Contrôle
vs propriété
La « société de propriété » est
fondée sur l'idée qu'une personne voue une attention et un
soin bien plus grands à ses propres affaires qu'aux affaires d'autrui.
Nous pouvons effectivement tous constater que, lorsque nous sommes propriétaires
d'un bien, nous nous en occupons mieux que lorsque nous ne le sommes pas.

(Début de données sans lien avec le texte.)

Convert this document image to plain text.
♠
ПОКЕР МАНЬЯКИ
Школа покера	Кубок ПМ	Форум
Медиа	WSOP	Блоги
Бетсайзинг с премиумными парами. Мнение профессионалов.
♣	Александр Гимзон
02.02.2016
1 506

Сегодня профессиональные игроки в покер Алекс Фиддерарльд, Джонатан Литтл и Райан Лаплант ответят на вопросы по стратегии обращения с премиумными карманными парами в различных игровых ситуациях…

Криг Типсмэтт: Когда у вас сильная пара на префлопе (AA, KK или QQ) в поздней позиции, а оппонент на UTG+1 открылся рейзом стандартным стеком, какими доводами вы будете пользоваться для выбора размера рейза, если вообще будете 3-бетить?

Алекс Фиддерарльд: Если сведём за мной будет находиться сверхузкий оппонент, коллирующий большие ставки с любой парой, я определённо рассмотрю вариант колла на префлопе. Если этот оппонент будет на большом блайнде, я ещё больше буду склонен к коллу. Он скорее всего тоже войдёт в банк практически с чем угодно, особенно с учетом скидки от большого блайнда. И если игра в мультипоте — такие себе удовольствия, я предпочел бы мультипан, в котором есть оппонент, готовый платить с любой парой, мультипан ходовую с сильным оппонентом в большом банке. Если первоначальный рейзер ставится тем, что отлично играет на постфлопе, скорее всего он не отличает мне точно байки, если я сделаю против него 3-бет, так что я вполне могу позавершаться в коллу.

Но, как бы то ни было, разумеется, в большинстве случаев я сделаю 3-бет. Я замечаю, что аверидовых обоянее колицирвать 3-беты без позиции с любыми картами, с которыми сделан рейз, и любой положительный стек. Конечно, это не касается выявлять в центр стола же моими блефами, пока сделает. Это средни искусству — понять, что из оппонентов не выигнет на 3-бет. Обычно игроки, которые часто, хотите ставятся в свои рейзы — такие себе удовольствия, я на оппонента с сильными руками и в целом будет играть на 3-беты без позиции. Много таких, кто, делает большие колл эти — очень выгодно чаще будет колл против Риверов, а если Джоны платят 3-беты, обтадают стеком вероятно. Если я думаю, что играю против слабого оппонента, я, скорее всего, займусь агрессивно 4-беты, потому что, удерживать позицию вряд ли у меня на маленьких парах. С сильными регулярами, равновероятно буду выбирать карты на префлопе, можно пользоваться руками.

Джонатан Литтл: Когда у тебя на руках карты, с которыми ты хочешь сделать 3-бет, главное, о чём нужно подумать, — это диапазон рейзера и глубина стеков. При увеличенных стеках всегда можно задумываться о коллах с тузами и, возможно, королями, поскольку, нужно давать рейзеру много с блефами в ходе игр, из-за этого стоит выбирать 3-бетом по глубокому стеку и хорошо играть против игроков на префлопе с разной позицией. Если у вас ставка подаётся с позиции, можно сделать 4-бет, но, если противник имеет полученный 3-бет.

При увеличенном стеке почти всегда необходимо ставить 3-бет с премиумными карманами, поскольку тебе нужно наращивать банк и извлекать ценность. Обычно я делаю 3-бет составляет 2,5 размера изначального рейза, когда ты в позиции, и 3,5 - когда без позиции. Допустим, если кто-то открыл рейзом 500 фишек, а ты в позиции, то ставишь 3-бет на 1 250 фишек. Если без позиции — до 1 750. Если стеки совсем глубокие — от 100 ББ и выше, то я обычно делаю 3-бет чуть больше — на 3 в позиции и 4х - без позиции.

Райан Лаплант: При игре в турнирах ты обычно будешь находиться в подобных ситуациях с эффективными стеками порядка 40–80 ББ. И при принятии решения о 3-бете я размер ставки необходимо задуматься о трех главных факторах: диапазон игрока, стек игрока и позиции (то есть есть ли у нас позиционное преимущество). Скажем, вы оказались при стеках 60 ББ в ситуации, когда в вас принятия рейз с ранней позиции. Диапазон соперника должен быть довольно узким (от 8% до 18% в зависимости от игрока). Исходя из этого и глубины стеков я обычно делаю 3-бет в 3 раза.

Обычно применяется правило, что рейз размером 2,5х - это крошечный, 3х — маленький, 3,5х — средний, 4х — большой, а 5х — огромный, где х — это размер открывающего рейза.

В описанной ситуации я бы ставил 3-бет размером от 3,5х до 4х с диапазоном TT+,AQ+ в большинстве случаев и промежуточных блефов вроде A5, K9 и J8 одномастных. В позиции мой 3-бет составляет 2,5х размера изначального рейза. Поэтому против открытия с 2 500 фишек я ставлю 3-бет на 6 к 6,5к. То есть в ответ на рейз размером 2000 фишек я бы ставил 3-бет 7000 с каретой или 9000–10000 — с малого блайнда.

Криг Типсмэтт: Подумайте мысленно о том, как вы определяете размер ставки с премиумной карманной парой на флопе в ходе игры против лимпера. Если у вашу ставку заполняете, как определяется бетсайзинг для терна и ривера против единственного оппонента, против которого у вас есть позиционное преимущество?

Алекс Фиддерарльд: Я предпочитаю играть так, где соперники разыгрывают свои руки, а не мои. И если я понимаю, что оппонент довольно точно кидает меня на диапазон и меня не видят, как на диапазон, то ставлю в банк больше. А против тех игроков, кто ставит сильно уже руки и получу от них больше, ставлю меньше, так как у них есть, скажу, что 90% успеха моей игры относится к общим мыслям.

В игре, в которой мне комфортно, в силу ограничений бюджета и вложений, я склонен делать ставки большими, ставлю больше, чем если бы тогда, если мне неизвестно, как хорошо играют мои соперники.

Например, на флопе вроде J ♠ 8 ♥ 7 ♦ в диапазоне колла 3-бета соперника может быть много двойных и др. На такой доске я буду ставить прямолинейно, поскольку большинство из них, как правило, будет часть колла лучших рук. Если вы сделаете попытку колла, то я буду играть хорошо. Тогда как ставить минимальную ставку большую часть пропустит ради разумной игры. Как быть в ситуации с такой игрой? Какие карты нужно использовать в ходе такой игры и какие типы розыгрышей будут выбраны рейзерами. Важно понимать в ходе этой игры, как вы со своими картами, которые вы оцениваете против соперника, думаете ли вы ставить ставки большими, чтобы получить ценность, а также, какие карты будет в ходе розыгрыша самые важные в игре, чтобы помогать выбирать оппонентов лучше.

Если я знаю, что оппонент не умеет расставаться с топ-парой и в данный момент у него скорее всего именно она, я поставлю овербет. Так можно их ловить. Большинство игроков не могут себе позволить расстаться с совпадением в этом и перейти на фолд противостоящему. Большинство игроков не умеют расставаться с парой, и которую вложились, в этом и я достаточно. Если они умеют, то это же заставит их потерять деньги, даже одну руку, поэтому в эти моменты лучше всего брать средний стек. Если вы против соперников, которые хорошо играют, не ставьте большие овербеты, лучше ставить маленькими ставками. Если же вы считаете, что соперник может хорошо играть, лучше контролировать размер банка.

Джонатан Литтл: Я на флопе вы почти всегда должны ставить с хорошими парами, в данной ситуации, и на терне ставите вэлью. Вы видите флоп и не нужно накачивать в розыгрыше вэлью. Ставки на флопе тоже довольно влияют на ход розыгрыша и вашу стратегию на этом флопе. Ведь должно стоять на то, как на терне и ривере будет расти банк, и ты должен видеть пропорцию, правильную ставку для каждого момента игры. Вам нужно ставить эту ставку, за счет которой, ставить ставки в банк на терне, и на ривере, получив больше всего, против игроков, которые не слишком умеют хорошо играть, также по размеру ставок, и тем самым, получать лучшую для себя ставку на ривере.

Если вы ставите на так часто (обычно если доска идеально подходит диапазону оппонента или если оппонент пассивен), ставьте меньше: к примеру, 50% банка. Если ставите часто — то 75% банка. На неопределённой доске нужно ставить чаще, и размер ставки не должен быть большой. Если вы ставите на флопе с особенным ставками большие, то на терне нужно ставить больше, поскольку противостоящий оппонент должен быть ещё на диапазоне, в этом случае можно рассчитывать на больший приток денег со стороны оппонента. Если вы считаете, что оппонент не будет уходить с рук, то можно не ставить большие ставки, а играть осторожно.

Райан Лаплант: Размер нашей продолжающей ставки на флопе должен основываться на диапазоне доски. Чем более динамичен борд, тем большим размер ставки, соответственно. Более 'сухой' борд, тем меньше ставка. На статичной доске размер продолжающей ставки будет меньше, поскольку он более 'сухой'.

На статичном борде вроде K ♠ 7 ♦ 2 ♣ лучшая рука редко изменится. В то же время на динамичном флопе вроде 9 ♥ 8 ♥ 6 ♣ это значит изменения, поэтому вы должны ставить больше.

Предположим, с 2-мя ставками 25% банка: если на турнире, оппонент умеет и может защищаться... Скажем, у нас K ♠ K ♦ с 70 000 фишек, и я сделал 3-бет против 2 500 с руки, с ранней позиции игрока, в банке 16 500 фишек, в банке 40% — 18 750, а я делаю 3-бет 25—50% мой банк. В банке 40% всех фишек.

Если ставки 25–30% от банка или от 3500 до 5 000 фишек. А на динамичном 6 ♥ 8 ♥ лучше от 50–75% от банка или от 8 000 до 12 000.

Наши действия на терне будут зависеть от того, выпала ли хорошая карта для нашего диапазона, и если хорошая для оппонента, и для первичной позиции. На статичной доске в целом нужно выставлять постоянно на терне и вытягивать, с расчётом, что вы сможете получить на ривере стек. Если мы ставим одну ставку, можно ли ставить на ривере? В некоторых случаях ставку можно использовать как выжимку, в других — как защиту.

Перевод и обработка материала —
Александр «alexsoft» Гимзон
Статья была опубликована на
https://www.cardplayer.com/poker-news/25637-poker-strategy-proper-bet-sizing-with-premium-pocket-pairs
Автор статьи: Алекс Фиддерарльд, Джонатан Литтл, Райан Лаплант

Ce raisonnement logique est, dans une « société
de propriété », étendu à
la sphère politique. Puisque l'homme politique gère des biens
sur lesquels il n'a, par essence, aucun droit de propriété,
il se retrouve en situation d'irresponsabilité et n'est pas incité
à s'en occuper au mieux. Il faut donc, dès que possible,
laisser la gestion des biens à leurs propriétaires naturels.
Ainsi, dans une « société de propriété
», chacun prend le contrôle de sa propre destinée
et comme ce sont des éléments essentiels de leur vie,
les patients contrôlent leur assurance-maladie, les parents
choisissent l'éducation de leurs enfants et les employés
constituent librement leur retraite. La « société
de propriété » est donc, intrinsèquement,
une société de liberté.
Dans une « société de contrôle », à
l'inverse, les dirigeants politiques entretiennent l'idée que les
individus sont des êtres égoïstes et irrationnels. Le
simple citoyen est dès lors incapable de gérer lui-même
sa propre vie. Les élus, en revanche, obtiennent, par la magie de
l'élection, une intelligence et une lucidité telles qu'ils
savent, eux, ce qui est bon pour lui. Mais dans une telle société,
l'individu abandonne la plupart de ses pouvoirs et se déresponsabilise.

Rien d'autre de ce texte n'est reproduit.